Textos publicados pelo autor

Pergunta:

Sei que já publicaram muitas respostas sobre deícticos... Já as li e continuo sem perceber ao certo o que são os deícticos, como podem ser usados e identificados num texto.

Podem fazer uma explicação mais detalhada sobre este tema?

Obrigado pela atenção.

Resposta:

No Ciberdúvidas, há várias explicações detalhadas sobre o tema (ver Textos Relacionados). O mais que eu posso fazer é retomar essas respostas e procurar encontrar uma (outra) forma de explicar o que são deícticos. Penso que um bom ponto de partida é a definição dada no dicionário da Academia das Ciências de Lisboa (que regista a variante díctico):

«Palavra cuja significação referencial só pode ser definida em função da situação, do contexto, do locutor e do receptor do acto de fala.»

Em muitas gramáticas é frequente dar como exemplos de deícticos os determinante e pronomes demonstrativos (este, esse, aquele), palavras que só referem realmente alguma coisa quando são interpretadas em função da situação de comunicação e de quem comunica: na frase «esta resposta não é simples», a expressão «esta resposta» refere-se a uma resposta que aqui se expõe, e não a outra.

Outras palavras também têm a mesma propriedade deíctica:

— Os advérbios de lugar aqui, ali, e os advérbios de tempo agora, hoje, ontem, amanhã são também deícticos, porque, quando ocorrem no discurso, indicam posições no espaço e momentos ou segmentos temporais cuja identificação é feita em função dos interlocutores (quem fala), da situação de comunicação por eles instaurada e respectivo contexto.

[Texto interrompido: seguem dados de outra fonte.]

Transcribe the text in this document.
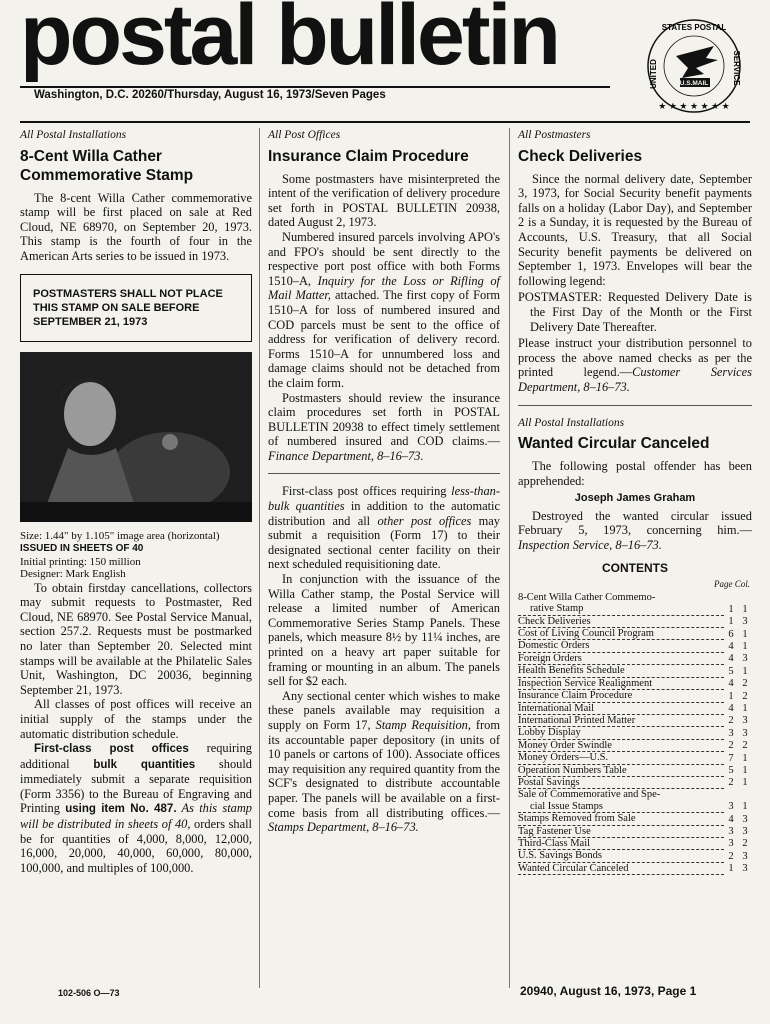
postal bulletin
U.S.MAIL
STATES POSTAL
UNITED	SERVICE
★ ★ ★ ★ ★ ★ ★
Washington, D.C. 20260/Thursday, August 16, 1973/Seven Pages
All Postal Installations
8-Cent Willa Cather Commemorative Stamp

The 8-cent Willa Cather commemorative stamp will be first placed on sale at Red Cloud, NE 68970, on September 20, 1973. This stamp is the fourth of four in the American Arts series to be issued in 1973.

POSTMASTERS SHALL NOT PLACE THIS STAMP ON SALE BEFORE SEPTEMBER 21, 1973
Size: 1.44" by 1.105" image area (horizontal)
ISSUED IN SHEETS OF 40
Initial printing: 150 million
Designer: Mark English

To obtain firstday cancellations, collectors may submit requests to Postmaster, Red Cloud, NE 68970. See Postal Service Manual, section 257.2. Requests must be postmarked no later than September 20. Selected mint stamps will be available at the Philatelic Sales Unit, Washington, DC 20036, beginning September 21, 1973.

All classes of post offices will receive an initial supply of the stamps under the automatic distribution schedule.

First-class post offices requiring additional bulk quantities should immediately submit a separate requisition (Form 3356) to the Bureau of Engraving and Printing using item No. 487. As this stamp will be distributed in sheets of 40, orders shall be for quantities of 4,000, 8,000, 12,000, 16,000, 20,000, 40,000, 60,000, 80,000, 100,000, and multiples of 100,000.

All Post Offices
Insurance Claim Procedure

Some postmasters have misinterpreted the intent of the verification of delivery procedure set forth in POSTAL BULLETIN 20938, dated August 2, 1973.

Numbered insured parcels involving APO's and FPO's should be sent directly to the respective port post office with both Forms 1510–A, Inquiry for the Loss or Rifling of Mail Matter, attached. The first copy of Form 1510–A for loss of numbered insured and COD parcels must be sent to the office of address for verification of delivery record. Forms 1510–A for unnumbered loss and damage claims should not be detached from the claim form.

Postmasters should review the insurance claim procedures set forth in POSTAL BULLETIN 20938 to effect timely settlement of numbered insured and COD claims.—Finance Department, 8–16–73.

First-class post offices requiring less-than-bulk quantities in addition to the automatic distribution and all other post offices may submit a requisition (Form 17) to their designated sectional center facility on their next scheduled requisitioning date.

In conjunction with the issuance of the Willa Cather stamp, the Postal Service will release a limited number of American Commemorative Series Stamp Panels. These panels, which measure 8½ by 11¼ inches, are printed on a heavy art paper suitable for framing or mounting in an album. The panels sell for $2 each.

Any sectional center which wishes to make these panels available may requisition a supply on Form 17, Stamp Requisition, from its accountable paper depository (in units of 10 panels or cartons of 100). Associate offices may requisition any required quantity from the SCF's designated to distribute accountable paper. The panels will be available on a first-come basis from all distributing offices.—Stamps Department, 8–16–73.

All Postmasters
Check Deliveries

Since the normal delivery date, September 3, 1973, for Social Security benefit payments falls on a holiday (Labor Day), and September 2 is a Sunday, it is requested by the Bureau of Accounts, U.S. Treasury, that all Social Security benefit payments be delivered on September 1, 1973. Envelopes will bear the following legend:

POSTMASTER: Requested Delivery Date is the First Day of the Month or the First Delivery Date Thereafter.

Please instruct your distribution personnel to process the above named checks as per the printed legend.—Customer Services Department, 8–16–73.

All Postal Installations
Wanted Circular Canceled

The following postal offender has been apprehended:

Joseph James Graham

Destroyed the wanted circular issued February 5, 1973, concerning him.—Inspection Service, 8–16–73.

CONTENTS
Page Col.
8-Cent Willa Cather Commemo-		
rative Stamp	1	1
Check Deliveries	1	3
Cost of Living Council Program	6	1
Domestic Orders	4	1
Foreign Orders	4	3
Health Benefits Schedule	5	1
Inspection Service Realignment	4	2
Insurance Claim Procedure	1	2
International Mail	4	1
International Printed Matter	2	3
Lobby Display	3	3
Money Order Swindle	2	2
Money Orders—U.S.	7	1
Operation Numbers Table	5	1
Postal Savings	2	1
Sale of Commemorative and Spe-		
cial Issue Stamps	3	1
Stamps Removed from Sale	4	3
Tag Fastener Use	3	3
Third-Class Mail	3	2
U.S. Savings Bonds	2	3
Wanted Circular Canceled	1	3
102-506 O—73	20940, August 16, 1973, Page 1
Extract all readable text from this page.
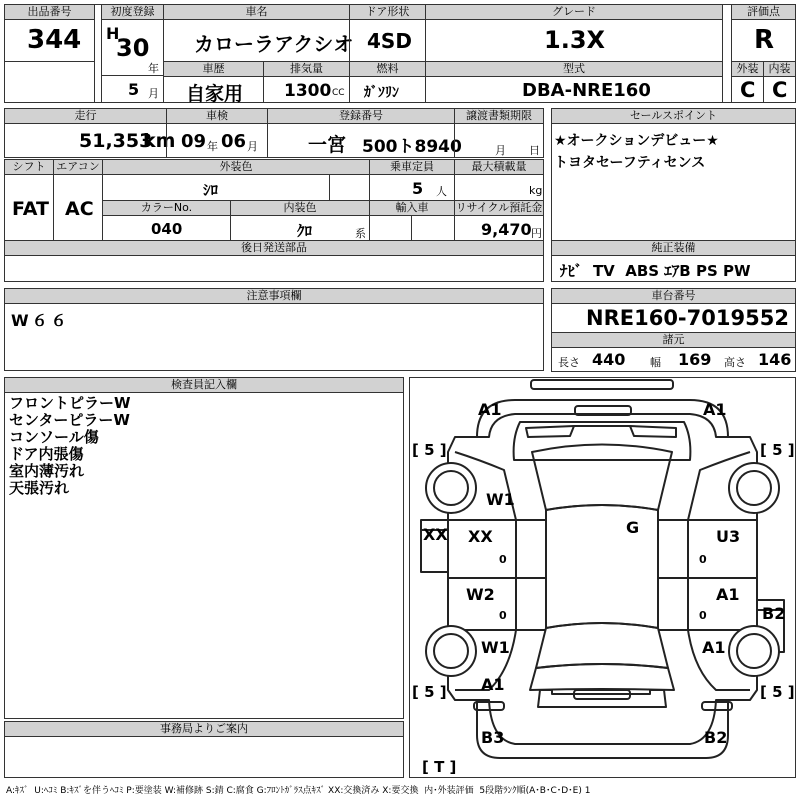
出品番号
344
初度登録
H
30
年
5 月
車名
カローラアクシオ
車歴
自家用
排気量
1300 CC
ドア形状
4SD
燃料
ｶﾞｿﾘﾝ
グレード
1.3X
型式
DBA-NRE160
評価点
R
外装 内装
C C
走行
51,353
km
車検
09 年 06 月
登録番号
一宮 500ト8940
譲渡書類期限
月 日
セールスポイント
★オークションデビュー★
トヨタセーフティセンス
シフト
FAT
エアコン
AC
外装色
ｼﾛ
乗車定員
5 人
最大積載量
kg
カラーNo.
040
内装色
ｸﾛ	系
輸入車	リサイクル預託金
9,470 円
後日発送部品	純正装備
ﾅﾋﾞ  TV  ABS ｴｱB PS PW
注意事項欄
W６６
車台番号
NRE160-7019552
諸元
長さ 440 幅 169 高さ 146
検査員記入欄
フロントピラーW
センターピラーW
コンソール傷
ドア内張傷
室内薄汚れ
天張汚れ
事務局よりご案内
[ 5 ]	[ 5 ]
[ 5 ]	[ 5 ]
[ T ]
A1	A1
W1
G
XX XX	U3
W2	A1
B2
W1	A1
A1
B3	B2
0	0
0	0
A:ｷｽﾞ  U:ﾍｺﾐ B:ｷｽﾞを伴うﾍｺﾐ P:要塗装 W:補修跡 S:錆 C:腐食 G:ﾌﾛﾝﾄｶﾞﾗｽ点ｷｽﾞ XX:交換済み X:要交換  内･外装評価  5段階ﾗﾝｸ順(A･B･C･D･E) 1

— Os pronomes pessoais (eu, tu/<...

Pergunta:

Se traduzirmos «take advantage of» por «tirar partido de», «take full advantage of» poderia ser traduzido por:

1. tirar o máximo partido de...

2. tirar o maior partido de...

3. tirar o melhor partido de...

Ou nenhuma destas opções?

Muito obrigada!

Resposta:

As três opções estão gramaticalmente correctas. Nos três casos, marca-se com intensidade a capacidade de saber usufruir de um benefício. Se usar máximo ou maior, a perspectiva é quantitativa; com melhor, a perspectiva é qualitativa. As duas perspectivas não se opõem e são, portanto, legítimas.

Pergunta:

Pela segunda vez venho colocar a questão se violar pertence à família de palavras de violento.

Resposta:

As palavras partilham o mesmo radical, viol-, logo pertencem à mesma família de palavras. Para confirmar essa relação, cito o Dicionário Houaiss, que regista o radical viol- como antepositivo:

«[A]ntepositivo, do v[erbo] lat[ino] violo, as, āvi, ātum, āre, "tratar com violência, violar" — conexo com vis, "força" [...]; presente em port[uguês] em cultismos do sXV em diante, como violabilidade, violação, violador, violar, violatório, violável, violência, violentado, violentador, violentar, violento

Pergunta:

Tiro minhas dúvidas nesta página. Estou em São Paulo, Brasil. Nasci no interior do estado de São Paulo, portanto, muitas palavras usadas pelo povo de minha região trazem ainda usos arcaicos, que estão paradas no tempo. Acho essa particularidade fundamental para uma língua.

Parabéns pelos trabalhos.

Resposta:

Penso que o consulente se quer referir à importância dos arcaísmos no português do Brasil. Obras descritivas têm atribuído aos dialectos brasileiros certos traços conservadores que abrangem o léxico. Pilar Vázquez Cuesta e Maria Albertina Mendes da Luz, na sua Gramática da Língua Portuguesa (tradução portuguesa, Lisboa, Edições 70, 1980, pág. 123), comentam esse aspecto:

«Como todas as línguas transportadas, o português do Brasil oferece larga percentagem de traços arcaicos. Dentro do campo do vocabulário, o número de palavras esquecidas na antiga metrópole e que se mantêm vivas no Brasil é extraordinário. Citemos apenas algumas: faceiro no sentido de "petimetre" [= "peralta"]; físico com o sentido de "médico"; assistir por "residir", "habitar"; reinar na acepção de "fazer travessuras"; função por "baile"; aéreo no sentido de "perplexo", etc.»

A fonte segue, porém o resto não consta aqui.